With this new Bowline Re 2022-1 cat bond, TransRe is seeking three years of both annual aggregate and per-occurrence retrocessional reinsurance protection, on an industry loss trigger basis, across the three as yet unsized tranches of notes.
A Class A tranche of notes will provide TransRe with annual aggregate protection against losses from U.S., Puerto Rico, U.S. Virgin Islands, D.C., Canada named storm and earthquake risks, on a territory and business line weighted industry loss trigger basis.
The Class A notes have an initial attachment probability of 2.3%, an initial expected loss of 2.01% and are being marketed to investors with price guidance in a range from 5.75% to 6%, we’re told.
A Class B tranche of notes cover the same perils on the same aggregate and industry index basis as the A’s, but at a much riskier, lower level in TransRe’s retro reinsurance tower.
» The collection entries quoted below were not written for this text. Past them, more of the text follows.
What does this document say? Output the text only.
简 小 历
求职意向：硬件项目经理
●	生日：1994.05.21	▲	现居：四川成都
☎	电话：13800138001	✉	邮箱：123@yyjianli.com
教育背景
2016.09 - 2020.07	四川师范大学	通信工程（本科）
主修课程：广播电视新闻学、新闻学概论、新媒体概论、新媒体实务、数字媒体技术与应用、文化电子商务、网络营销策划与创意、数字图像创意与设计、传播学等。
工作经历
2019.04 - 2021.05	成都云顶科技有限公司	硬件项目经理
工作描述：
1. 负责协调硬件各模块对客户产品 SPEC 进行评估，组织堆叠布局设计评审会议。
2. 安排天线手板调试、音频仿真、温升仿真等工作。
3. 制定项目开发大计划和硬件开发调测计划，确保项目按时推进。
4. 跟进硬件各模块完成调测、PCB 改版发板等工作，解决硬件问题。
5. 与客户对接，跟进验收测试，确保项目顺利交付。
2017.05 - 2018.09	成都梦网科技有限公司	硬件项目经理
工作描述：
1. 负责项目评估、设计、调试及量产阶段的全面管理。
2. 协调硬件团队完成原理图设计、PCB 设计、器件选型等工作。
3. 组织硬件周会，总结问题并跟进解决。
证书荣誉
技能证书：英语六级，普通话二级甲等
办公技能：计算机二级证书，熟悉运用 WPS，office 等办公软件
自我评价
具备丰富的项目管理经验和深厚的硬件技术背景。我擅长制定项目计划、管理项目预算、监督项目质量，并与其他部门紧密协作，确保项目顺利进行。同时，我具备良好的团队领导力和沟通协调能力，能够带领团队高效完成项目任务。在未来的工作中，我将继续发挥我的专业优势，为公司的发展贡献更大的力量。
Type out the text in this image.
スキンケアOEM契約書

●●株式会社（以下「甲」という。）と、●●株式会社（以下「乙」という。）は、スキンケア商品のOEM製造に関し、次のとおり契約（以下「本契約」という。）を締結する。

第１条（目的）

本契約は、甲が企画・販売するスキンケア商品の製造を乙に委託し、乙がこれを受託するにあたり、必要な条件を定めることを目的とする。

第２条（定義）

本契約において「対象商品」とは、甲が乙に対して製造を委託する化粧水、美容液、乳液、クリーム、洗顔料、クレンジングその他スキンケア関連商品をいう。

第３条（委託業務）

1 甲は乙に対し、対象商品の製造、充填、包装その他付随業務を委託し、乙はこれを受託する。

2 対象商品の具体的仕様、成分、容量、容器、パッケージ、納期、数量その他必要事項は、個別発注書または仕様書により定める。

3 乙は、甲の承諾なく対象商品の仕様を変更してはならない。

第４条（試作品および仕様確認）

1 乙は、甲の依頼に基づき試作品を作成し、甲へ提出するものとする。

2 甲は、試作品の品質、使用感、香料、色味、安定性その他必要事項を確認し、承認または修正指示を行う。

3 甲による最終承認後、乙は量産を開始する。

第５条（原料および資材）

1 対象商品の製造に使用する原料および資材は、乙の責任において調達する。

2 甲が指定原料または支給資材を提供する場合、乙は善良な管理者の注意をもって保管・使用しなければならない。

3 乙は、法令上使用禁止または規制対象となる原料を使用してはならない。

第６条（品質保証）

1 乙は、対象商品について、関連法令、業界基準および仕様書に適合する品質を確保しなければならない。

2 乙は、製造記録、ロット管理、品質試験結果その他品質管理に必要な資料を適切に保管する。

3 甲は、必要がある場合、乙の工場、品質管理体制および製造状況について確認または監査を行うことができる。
The Class B notes have an initial attachment probability of 8.27%, an initial expected loss of 6.85% and are being marketed to investors with price guidance in a range from 15.75% to 16.5%.
Both Class A and B tranches feature a franchise deductible per-qualifying loss event.
Finally, a Class C tranche will provide TransRe with per-occurrence retro reinsurance protection against losses from Northeast US named storms and earthquakes, as well as Japanese earthquakes, on a weighted industry loss index trigger basis.
The Class C per-occurrence notes will have an initial attachment probability of 5.3%, an initial expected loss of 3.57% and are being marketed to investors with price guidance in a range from 7% to 7.5%, our sources said.
It’s encouraging to see TransRe looking to expand its cat bond backed reinsurance protection with this third Bowline Re issuance.
Of course, it’s worth remembering that TransRe’s owner, Alleghany Corporation, is being acquired by Berkshire Hathaway, so this new Bowline Re transaction should become the first ever cat bond backing a Warren Buffett owned re/insurer.
Which is notable, as Berkshire Hathaway does not purchase much retrocession for its reinsurance operations, having such a strong balance-sheet of its own.
It could be a case of securing catastrophe retro now over a three-year term for TransRe’s peak perils, allowing its new owners some time to settle into their strategy with locked in multi-year protection for some of their new reinsurers peak cat perils.